For the reasons set forth above, we uphold the disallowance. /1/ The
disallowance letter also stated that "as a separate matter",
under sections 1902(a)(33) and 1910(c) of the Social Security Act, the
State's approval of these 15 facilities for participation in Medicaid
had been cancelled because HCFA determined that the requirements of
section 1905(c) and (d) had not been met by these facilities. In that
cancellation HCFA acted under its so-called "substantive look-behind"
authority whereby it proceeds directly against the facilities themselves
to terminate their participation in the Medicaid program. This
termination authority is available notwithstanding certification by the
State survey agency and the provider agreement entered into between the
single State agency and a facility. Proceeding against the facilities
themselves is distinguished from the basis of the disallowance here,
where HCFA moved to deny FFP to the State for the particular facilities
during the time period in question because under 42 CFR 442.30 the State
did not follow the proper procedures in certification of the facilities.
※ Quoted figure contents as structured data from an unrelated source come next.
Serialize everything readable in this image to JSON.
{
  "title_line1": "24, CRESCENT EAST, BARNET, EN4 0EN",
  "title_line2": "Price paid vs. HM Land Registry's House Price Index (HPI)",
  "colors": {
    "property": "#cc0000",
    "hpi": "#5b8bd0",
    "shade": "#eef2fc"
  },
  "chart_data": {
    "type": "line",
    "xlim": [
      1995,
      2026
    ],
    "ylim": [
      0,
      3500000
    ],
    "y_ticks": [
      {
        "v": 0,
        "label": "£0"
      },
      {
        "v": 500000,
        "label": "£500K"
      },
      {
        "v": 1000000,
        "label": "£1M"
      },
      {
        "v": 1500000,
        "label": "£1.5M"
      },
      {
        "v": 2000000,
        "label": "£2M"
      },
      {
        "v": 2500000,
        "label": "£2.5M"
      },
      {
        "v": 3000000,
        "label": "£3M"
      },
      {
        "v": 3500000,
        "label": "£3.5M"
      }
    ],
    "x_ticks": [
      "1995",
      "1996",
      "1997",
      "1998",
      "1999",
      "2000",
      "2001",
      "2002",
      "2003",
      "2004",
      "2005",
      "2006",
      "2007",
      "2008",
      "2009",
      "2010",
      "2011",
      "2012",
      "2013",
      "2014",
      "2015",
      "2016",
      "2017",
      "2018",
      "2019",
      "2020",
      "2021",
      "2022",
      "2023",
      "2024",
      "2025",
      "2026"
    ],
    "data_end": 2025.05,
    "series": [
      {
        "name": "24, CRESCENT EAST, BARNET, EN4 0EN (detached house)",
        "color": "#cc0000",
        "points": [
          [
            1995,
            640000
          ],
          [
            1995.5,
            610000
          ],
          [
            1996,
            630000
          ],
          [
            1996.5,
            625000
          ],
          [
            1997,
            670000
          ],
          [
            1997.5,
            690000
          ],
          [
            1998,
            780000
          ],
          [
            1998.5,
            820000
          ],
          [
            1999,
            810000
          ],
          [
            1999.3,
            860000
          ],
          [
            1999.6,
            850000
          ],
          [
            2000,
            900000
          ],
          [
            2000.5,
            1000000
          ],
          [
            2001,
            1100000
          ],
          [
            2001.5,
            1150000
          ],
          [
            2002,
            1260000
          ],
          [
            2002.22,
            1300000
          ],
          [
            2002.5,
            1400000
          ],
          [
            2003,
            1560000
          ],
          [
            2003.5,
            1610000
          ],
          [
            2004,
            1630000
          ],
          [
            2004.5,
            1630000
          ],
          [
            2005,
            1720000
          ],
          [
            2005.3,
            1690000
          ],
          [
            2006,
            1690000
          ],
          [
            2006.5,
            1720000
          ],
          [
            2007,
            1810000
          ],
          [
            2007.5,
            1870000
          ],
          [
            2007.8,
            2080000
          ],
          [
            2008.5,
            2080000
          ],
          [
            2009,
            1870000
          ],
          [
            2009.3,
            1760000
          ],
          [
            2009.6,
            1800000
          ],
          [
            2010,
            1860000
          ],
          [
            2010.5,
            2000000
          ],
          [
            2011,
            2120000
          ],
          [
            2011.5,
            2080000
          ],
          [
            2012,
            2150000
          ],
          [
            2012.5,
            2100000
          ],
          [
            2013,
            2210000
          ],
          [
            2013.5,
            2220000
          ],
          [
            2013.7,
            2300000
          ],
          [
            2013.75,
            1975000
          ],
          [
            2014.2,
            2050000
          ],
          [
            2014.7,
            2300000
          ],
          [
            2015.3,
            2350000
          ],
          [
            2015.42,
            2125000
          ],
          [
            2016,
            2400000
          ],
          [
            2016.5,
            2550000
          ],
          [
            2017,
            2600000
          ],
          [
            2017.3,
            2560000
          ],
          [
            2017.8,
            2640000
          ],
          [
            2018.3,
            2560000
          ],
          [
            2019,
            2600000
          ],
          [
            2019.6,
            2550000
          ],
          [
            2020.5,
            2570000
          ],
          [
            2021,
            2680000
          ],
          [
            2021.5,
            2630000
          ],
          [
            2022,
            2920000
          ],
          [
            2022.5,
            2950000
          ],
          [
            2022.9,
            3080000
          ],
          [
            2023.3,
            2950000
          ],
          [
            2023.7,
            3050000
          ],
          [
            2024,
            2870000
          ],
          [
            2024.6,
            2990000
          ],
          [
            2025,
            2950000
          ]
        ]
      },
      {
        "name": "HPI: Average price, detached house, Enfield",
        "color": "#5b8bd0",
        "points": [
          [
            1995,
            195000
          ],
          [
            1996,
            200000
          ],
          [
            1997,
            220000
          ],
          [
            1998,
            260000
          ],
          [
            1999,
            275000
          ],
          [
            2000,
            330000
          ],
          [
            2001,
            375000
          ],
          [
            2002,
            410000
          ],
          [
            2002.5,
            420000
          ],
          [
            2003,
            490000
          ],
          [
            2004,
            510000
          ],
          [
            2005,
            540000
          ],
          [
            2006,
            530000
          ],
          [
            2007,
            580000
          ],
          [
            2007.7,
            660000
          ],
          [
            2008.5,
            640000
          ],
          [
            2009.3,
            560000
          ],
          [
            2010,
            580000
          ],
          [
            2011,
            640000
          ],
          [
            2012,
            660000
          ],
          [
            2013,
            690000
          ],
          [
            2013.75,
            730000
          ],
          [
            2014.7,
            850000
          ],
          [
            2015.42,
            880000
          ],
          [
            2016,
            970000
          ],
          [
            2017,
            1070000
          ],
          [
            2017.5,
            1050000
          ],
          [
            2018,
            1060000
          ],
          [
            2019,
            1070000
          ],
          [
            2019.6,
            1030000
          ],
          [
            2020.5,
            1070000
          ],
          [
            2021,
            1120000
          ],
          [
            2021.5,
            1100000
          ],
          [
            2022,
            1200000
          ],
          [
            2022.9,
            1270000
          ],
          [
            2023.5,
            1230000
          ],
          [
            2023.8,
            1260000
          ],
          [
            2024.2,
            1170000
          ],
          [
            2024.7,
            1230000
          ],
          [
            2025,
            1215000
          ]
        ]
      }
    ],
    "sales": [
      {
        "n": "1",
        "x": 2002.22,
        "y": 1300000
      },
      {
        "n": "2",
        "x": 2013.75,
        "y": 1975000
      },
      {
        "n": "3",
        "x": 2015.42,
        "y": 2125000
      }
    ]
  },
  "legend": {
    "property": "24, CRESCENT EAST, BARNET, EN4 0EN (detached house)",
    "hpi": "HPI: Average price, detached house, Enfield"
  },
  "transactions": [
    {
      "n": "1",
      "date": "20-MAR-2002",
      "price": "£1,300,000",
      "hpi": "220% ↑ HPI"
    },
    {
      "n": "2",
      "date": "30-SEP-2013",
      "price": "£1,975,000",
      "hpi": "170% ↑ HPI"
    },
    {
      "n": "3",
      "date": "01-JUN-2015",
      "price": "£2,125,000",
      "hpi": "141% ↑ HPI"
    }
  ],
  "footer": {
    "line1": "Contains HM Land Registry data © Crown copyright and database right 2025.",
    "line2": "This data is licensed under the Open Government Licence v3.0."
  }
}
This is sometimes referred to as the "procedural look-behind" authority.
/2/ The Washington State fire safety codes and regulations are
not in the record, but the State's witness testified that the standards
for boarding homes (i.e., the "residential" standards) were used here
and that they required that residents be ambulatory and capable of
functioning for their own self-preservation. Tr. 23, 24. /3/ A
HCFA Survey and Certification Program Specialist testified that the
certification must be supported by contemporaneous documentation that
there is no jeopardy to the patient's health and safety or to the
capacity to give adequate care. Tr. 114.